The key to improving Juneau's quality of life is to strike a balance among all the important elements of the community, she said.

Although she doesn't want to be called a "garbage candidate," Cahill said she will advocate curbside pickup of recyclables.

"We can try to process some recyclables here," Cahill said. "If our economy of scale is too small, we can be a recycling hub for Southeast Alaska."

Cindy Spanyers, who worked with Cahill to promote the smoking ban, said Cahill remained optimistic and positive even under difficult circumstances.

Spanyers said during the campaign for the smoking ban, two people went to Cahill's office and demanded to talk to her in person.
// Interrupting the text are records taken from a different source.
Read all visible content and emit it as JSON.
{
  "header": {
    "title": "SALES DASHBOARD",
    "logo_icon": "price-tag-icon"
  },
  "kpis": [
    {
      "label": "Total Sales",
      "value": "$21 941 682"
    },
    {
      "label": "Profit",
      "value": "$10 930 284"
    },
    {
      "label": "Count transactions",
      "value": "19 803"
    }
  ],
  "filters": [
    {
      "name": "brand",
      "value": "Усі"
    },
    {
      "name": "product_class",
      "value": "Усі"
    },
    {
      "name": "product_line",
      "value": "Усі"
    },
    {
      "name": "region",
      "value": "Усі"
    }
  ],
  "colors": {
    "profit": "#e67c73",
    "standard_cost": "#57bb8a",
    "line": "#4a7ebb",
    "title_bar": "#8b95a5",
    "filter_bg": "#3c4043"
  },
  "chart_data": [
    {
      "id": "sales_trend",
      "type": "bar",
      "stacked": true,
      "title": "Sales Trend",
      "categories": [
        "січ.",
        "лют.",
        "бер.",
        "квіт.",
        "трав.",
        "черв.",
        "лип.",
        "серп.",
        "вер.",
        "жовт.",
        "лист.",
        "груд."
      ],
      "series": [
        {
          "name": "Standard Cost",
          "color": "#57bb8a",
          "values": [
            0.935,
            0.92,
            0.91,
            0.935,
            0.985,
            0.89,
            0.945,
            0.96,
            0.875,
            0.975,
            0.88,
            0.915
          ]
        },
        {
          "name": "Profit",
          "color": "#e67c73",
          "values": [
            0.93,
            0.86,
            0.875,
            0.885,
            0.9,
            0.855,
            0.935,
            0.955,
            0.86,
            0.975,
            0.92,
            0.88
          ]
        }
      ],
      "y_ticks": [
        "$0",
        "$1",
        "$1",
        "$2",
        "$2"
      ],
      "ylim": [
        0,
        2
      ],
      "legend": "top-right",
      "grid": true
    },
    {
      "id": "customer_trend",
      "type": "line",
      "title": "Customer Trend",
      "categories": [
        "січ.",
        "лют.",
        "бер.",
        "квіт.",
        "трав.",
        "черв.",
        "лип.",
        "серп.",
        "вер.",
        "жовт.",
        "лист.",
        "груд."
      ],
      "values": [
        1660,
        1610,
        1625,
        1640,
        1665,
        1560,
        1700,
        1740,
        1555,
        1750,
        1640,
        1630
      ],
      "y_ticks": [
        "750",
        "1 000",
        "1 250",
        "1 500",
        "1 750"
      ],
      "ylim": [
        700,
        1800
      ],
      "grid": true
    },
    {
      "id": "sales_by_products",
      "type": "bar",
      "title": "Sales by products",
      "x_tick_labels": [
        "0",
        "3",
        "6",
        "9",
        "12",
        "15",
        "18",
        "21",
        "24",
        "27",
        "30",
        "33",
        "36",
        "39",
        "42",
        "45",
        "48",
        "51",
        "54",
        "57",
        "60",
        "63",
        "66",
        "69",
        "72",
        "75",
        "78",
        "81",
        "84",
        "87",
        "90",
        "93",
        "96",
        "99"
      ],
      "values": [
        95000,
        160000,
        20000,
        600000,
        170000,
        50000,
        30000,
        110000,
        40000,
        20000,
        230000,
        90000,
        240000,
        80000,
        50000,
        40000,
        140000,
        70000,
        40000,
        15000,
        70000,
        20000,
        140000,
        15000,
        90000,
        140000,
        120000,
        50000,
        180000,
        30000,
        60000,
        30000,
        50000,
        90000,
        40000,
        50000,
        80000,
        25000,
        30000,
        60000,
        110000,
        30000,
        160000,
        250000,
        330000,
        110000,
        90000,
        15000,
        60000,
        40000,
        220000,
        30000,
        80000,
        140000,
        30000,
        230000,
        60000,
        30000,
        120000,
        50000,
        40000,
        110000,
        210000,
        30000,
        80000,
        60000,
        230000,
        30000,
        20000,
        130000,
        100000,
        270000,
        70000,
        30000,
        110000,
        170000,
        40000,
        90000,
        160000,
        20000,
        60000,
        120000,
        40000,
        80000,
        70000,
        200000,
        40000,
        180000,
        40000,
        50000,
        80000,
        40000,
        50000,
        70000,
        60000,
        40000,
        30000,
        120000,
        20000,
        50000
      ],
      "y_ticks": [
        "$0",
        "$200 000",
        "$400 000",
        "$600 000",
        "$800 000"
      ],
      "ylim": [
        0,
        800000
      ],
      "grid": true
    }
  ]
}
"She remained fairly calm and steadfast in her belief that everybody deserves clean air," Spanyers said.

Spanyers said Cahill and she went to health fairs to do presentations on the harm of second-hand smoking. They also made the case at Native family gatherings and the city's ski swap. The group received between 1,100 and 1,300 signatures supporting a smoking ban before it approached the Assembly to adopt the ordinance.

Patricia Macklin, who has known Cahill for more than 10 years, said Cahill is good at listening to all perspectives and gathering information.

"The clean air ordinance shows that she comes from the community's point of view," Macklin said.

But some business owners are worried that Cahill might favor more regulations on business.

At a Juneau Chamber of Commerce candidates' forum, Cahill said she would support an ordinance that asks seasonal business owners not to cover their windows with newspapers.

Chuck Collins, owner of Copy Express, said he can see merits in the ordinance but he doesn't want the city to impose more regulations.

"Based on her answers I feel she will be interested in more regulations," Collins said after Cahill attended the chamber forum. "I was there when she did the clean air thing. I don't need the city to tell me how to run my business."